Sarah Baldwin, president of the ABBA, which co-sponsors the National Collegiate Book Collecting Contest, offered this response: "We declined a possible e-book collection entry last year; however, the cosponsors are open to considering the question more thoroughly. I'd welcome reasons why e-book collections are appropriate."
Several listserv participants suggested that eBook collections could be included if the criteria focused on judging the imaginative spark behind the collection: what inspired it, how it was assembled and arranged, and how it is now, and could in the future be, utilized.
Several reasons were also offered against the inclusion of eBook collections. Issues of aesthetics, ease of ownership, and even the murky waters of eBook licensing agreements were raised.
As the debate died down, however, the general consensus appeared to be this: eBook collections should be judged against other eBook collections, while codex collections should be judged against other codex collections. The two mediums are different enough in character to warrant separate competitions.

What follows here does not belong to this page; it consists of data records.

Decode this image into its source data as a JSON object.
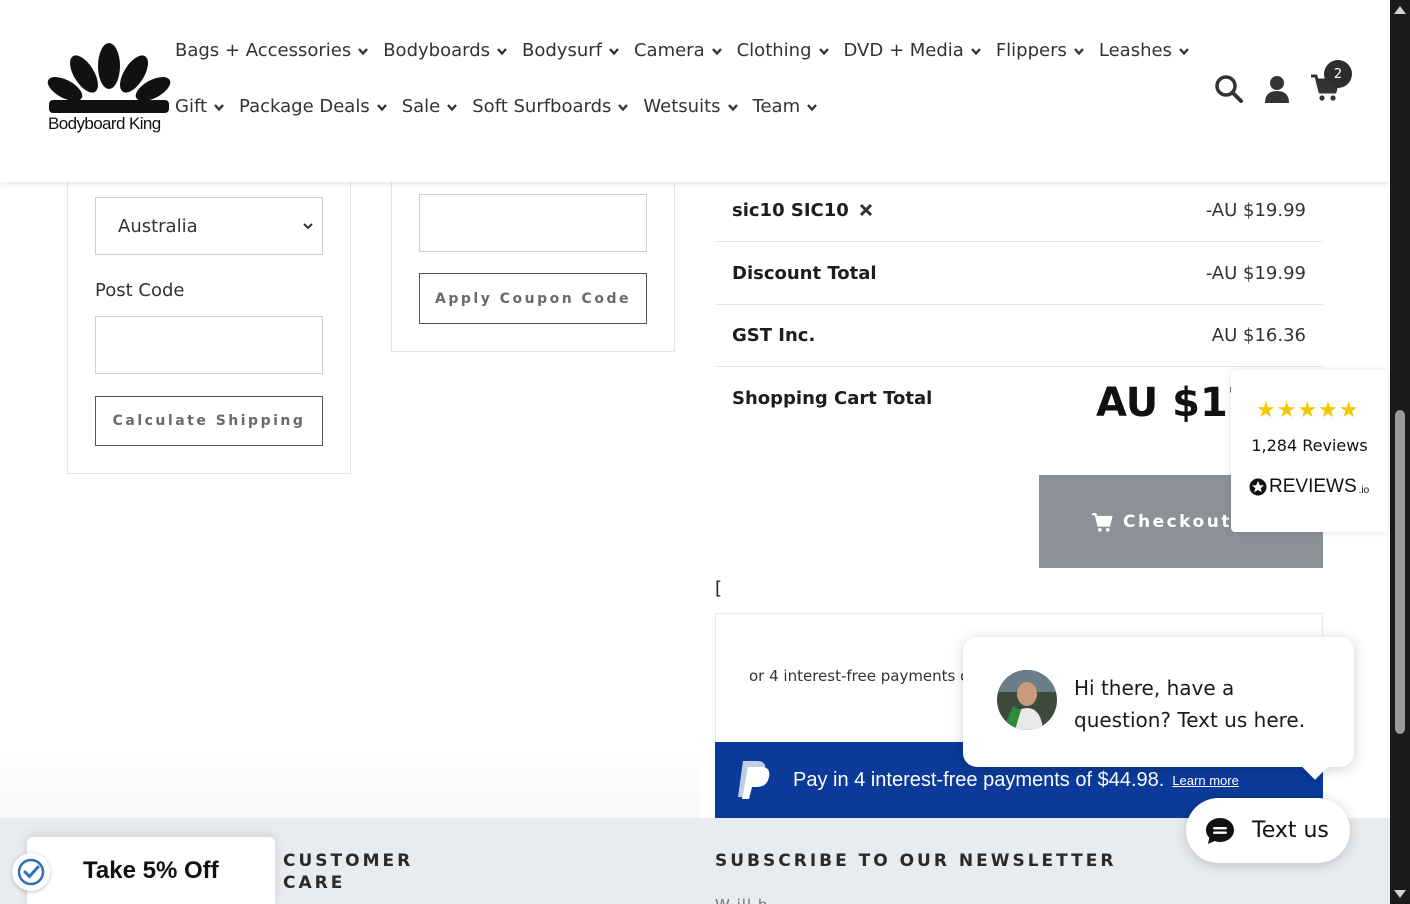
{
  "header": {
    "brand": "Bodyboard King",
    "nav_row1": [
      "Bags + Accessories",
      "Bodyboards",
      "Bodysurf",
      "Camera",
      "Clothing",
      "DVD + Media",
      "Flippers",
      "Leashes"
    ],
    "nav_row2": [
      "Gift",
      "Package Deals",
      "Sale",
      "Soft Surfboards",
      "Wetsuits",
      "Team"
    ],
    "cart_count": "2"
  },
  "shipping": {
    "country": "Australia",
    "postcode_label": "Post Code",
    "calculate_label": "Calculate Shipping"
  },
  "coupon": {
    "apply_label": "Apply Coupon Code"
  },
  "totals": {
    "coupon_code": "sic10 SIC10",
    "coupon_value": "-AU $19.99",
    "discount_label": "Discount Total",
    "discount_value": "-AU $19.99",
    "gst_label": "GST Inc.",
    "gst_value": "AU $16.36",
    "grand_label": "Shopping Cart Total",
    "grand_value": "AU $17",
    "checkout_label": "Checkout N",
    "bracket": "["
  },
  "afterpay": {
    "text": "or 4 interest-free payments of"
  },
  "paypal": {
    "text": "Pay in 4 interest-free payments of $44.98.",
    "learn_more": "Learn more"
  },
  "reviews": {
    "stars": "★★★★★",
    "count": "1,284 Reviews",
    "brand": "REVIEWS",
    "brand_suffix": ".io"
  },
  "chat": {
    "message": "Hi there, have a question? Text us here.",
    "button": "Text us"
  },
  "footer": {
    "customer_care": "CUSTOMER CARE",
    "newsletter": "SUBSCRIBE TO OUR NEWSLETTER",
    "newsletter_cut": "W ill b"
  },
  "promo": {
    "label": "Take 5% Off"
  },
  "colors": {
    "checkout_bg": "#8b9196",
    "paypal_bg": "#0b3a9a",
    "star": "#f4c800",
    "footer_bg": "#e9ecef"
  }
}
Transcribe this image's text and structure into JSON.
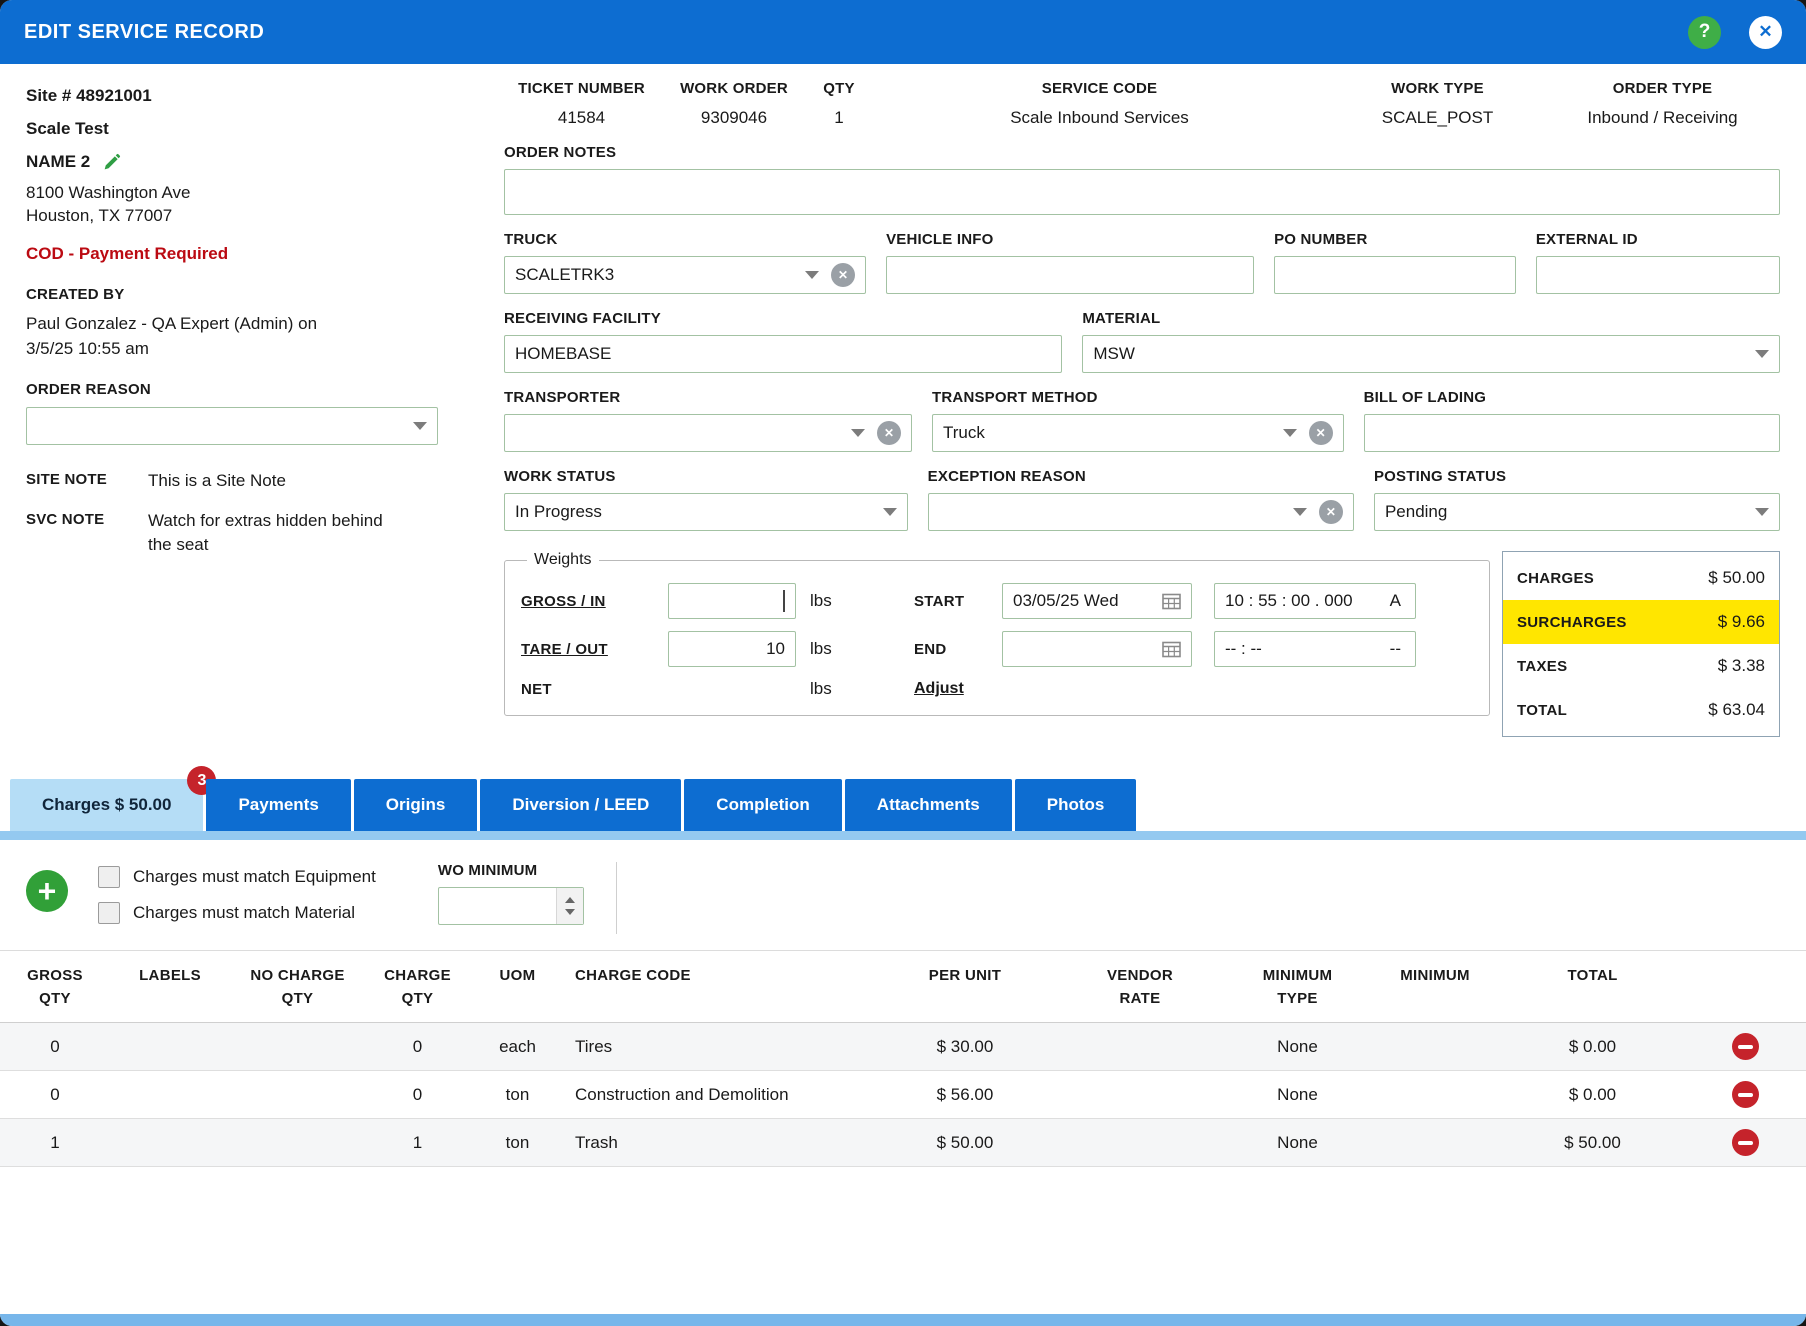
{
  "icons": {
    "help": "?",
    "close": "✕",
    "clear": "✕",
    "add": "+"
  },
  "colors": {
    "header_blue": "#0d6dd1",
    "active_tab_blue": "#b5ddf6",
    "surcharge_highlight_yellow": "#ffe600",
    "badge_red": "#c5232b",
    "delete_red": "#c5232b",
    "add_green": "#31a038",
    "help_green": "#3fae47",
    "cod_red": "#bb0a12"
  },
  "titlebar": {
    "title": "EDIT SERVICE RECORD"
  },
  "site_panel": {
    "site_number": "Site # 48921001",
    "site_name": "Scale Test",
    "contact_name": "NAME 2",
    "address_line1": "8100 Washington Ave",
    "address_line2": "Houston, TX 77007",
    "cod_warning": "COD - Payment Required",
    "created_by_label": "CREATED BY",
    "created_by": "Paul Gonzalez - QA Expert (Admin) on 3/5/25 10:55 am",
    "order_reason_label": "ORDER REASON",
    "order_reason_value": "",
    "site_note_label": "SITE NOTE",
    "site_note_text": "This is a Site Note",
    "svc_note_label": "SVC NOTE",
    "svc_note_text": "Watch for extras hidden behind the seat"
  },
  "summary": {
    "fields": [
      {
        "label": "TICKET NUMBER",
        "value": "41584"
      },
      {
        "label": "WORK ORDER",
        "value": "9309046"
      },
      {
        "label": "QTY",
        "value": "1"
      },
      {
        "label": "SERVICE CODE",
        "value": "Scale Inbound Services"
      },
      {
        "label": "WORK TYPE",
        "value": "SCALE_POST"
      },
      {
        "label": "ORDER TYPE",
        "value": "Inbound / Receiving"
      }
    ]
  },
  "form": {
    "order_notes_label": "ORDER NOTES",
    "order_notes_value": "",
    "truck_label": "TRUCK",
    "truck_value": "SCALETRK3",
    "vehicle_info_label": "VEHICLE INFO",
    "vehicle_info_value": "",
    "po_number_label": "PO NUMBER",
    "po_number_value": "",
    "external_id_label": "EXTERNAL ID",
    "external_id_value": "",
    "receiving_facility_label": "RECEIVING FACILITY",
    "receiving_facility_value": "HOMEBASE",
    "material_label": "MATERIAL",
    "material_value": "MSW",
    "transporter_label": "TRANSPORTER",
    "transporter_value": "",
    "transport_method_label": "TRANSPORT METHOD",
    "transport_method_value": "Truck",
    "bill_of_lading_label": "BILL OF LADING",
    "bill_of_lading_value": "",
    "work_status_label": "WORK STATUS",
    "work_status_value": "In Progress",
    "exception_reason_label": "EXCEPTION REASON",
    "exception_reason_value": "",
    "posting_status_label": "POSTING STATUS",
    "posting_status_value": "Pending"
  },
  "weights": {
    "legend": "Weights",
    "gross_label": "GROSS / IN",
    "gross_value": "",
    "tare_label": "TARE / OUT",
    "tare_value": "10",
    "net_label": "NET",
    "unit": "lbs",
    "start_label": "START",
    "start_date": "03/05/25 Wed",
    "start_time": "10 : 55 : 00 . 000",
    "start_meridiem": "A",
    "end_label": "END",
    "end_date": "",
    "end_time": "-- : --",
    "end_meridiem": "--",
    "adjust_label": "Adjust"
  },
  "totals": {
    "rows": [
      {
        "label": "CHARGES",
        "value": "$ 50.00"
      },
      {
        "label": "SURCHARGES",
        "value": "$ 9.66",
        "highlighted": true
      },
      {
        "label": "TAXES",
        "value": "$ 3.38"
      },
      {
        "label": "TOTAL",
        "value": "$ 63.04"
      }
    ]
  },
  "tabs": [
    {
      "label": "Charges $ 50.00",
      "badge": "3",
      "active": true
    },
    {
      "label": "Payments"
    },
    {
      "label": "Origins"
    },
    {
      "label": "Diversion / LEED"
    },
    {
      "label": "Completion"
    },
    {
      "label": "Attachments"
    },
    {
      "label": "Photos"
    }
  ],
  "charges_panel": {
    "checkbox_equipment_label": "Charges must match Equipment",
    "checkbox_material_label": "Charges must match Material",
    "wo_minimum_label": "WO MINIMUM",
    "wo_minimum_value": ""
  },
  "charges_table": {
    "columns": [
      "GROSS\nQTY",
      "LABELS",
      "NO CHARGE\nQTY",
      "CHARGE\nQTY",
      "UOM",
      "CHARGE CODE",
      "PER UNIT",
      "VENDOR\nRATE",
      "MINIMUM\nTYPE",
      "MINIMUM",
      "TOTAL"
    ],
    "rows": [
      {
        "gross_qty": "0",
        "labels": "",
        "no_charge_qty": "",
        "charge_qty": "0",
        "uom": "each",
        "charge_code": "Tires",
        "per_unit": "$ 30.00",
        "vendor_rate": "",
        "minimum_type": "None",
        "minimum": "",
        "total": "$ 0.00"
      },
      {
        "gross_qty": "0",
        "labels": "",
        "no_charge_qty": "",
        "charge_qty": "0",
        "uom": "ton",
        "charge_code": "Construction and Demolition",
        "per_unit": "$ 56.00",
        "vendor_rate": "",
        "minimum_type": "None",
        "minimum": "",
        "total": "$ 0.00"
      },
      {
        "gross_qty": "1",
        "labels": "",
        "no_charge_qty": "",
        "charge_qty": "1",
        "uom": "ton",
        "charge_code": "Trash",
        "per_unit": "$ 50.00",
        "vendor_rate": "",
        "minimum_type": "None",
        "minimum": "",
        "total": "$ 50.00"
      }
    ]
  }
}
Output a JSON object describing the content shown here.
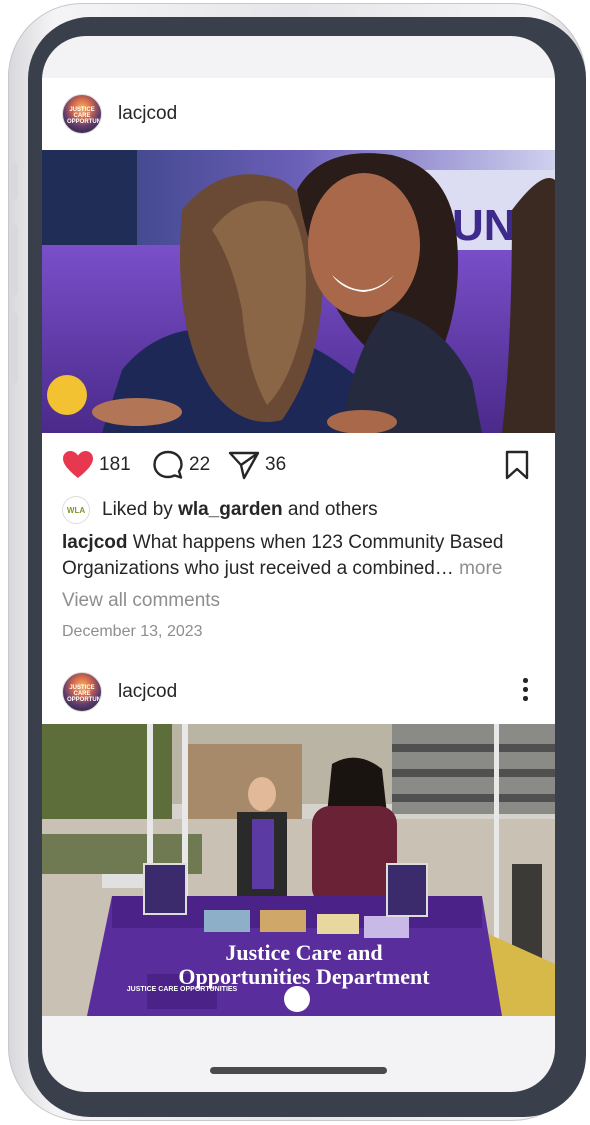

Speaking for myself, and not for Fine Books as a whole, I side with this idea of judging the collections separately. As a collector, I would wince if my copy of, for example, the WPA guide to North Carolina, complete with a fine dust jacket, was judged equally with a competitor's digital copy of the guide which he acquired for free online. Of course, as we move boldly into the future, more and more books will be published exclusively as eBooks and the eBook format will expand in wild new directions from the basic electronic assemblage of text and pictures it is today. At that juncture, eBook collecting will likely come into its own right. For the time being however, it would seem the most fair to split book collection judging into two categories: the eBook and the codex.
But I'm not sure how keen collectors, or prize managers, will be to split the prize money.
In the meantime, Sarah Baldwin wrote me to add the following: "The cosponsors of the National Collegiate Book Collecting Contest will review the possibility of e-book entries, as components of a collection in whole or in part, for the 2013 Contest. (Time constraints will not allow the cosponsors to change the rules for the 2012 Contest). I cannot predict what the decision will be, but we do not want arbitrarily to exclude a format."
So the future is up for debate. Anyone have anything else to add?
(Quotes from the original debate have been used by permission of the authors).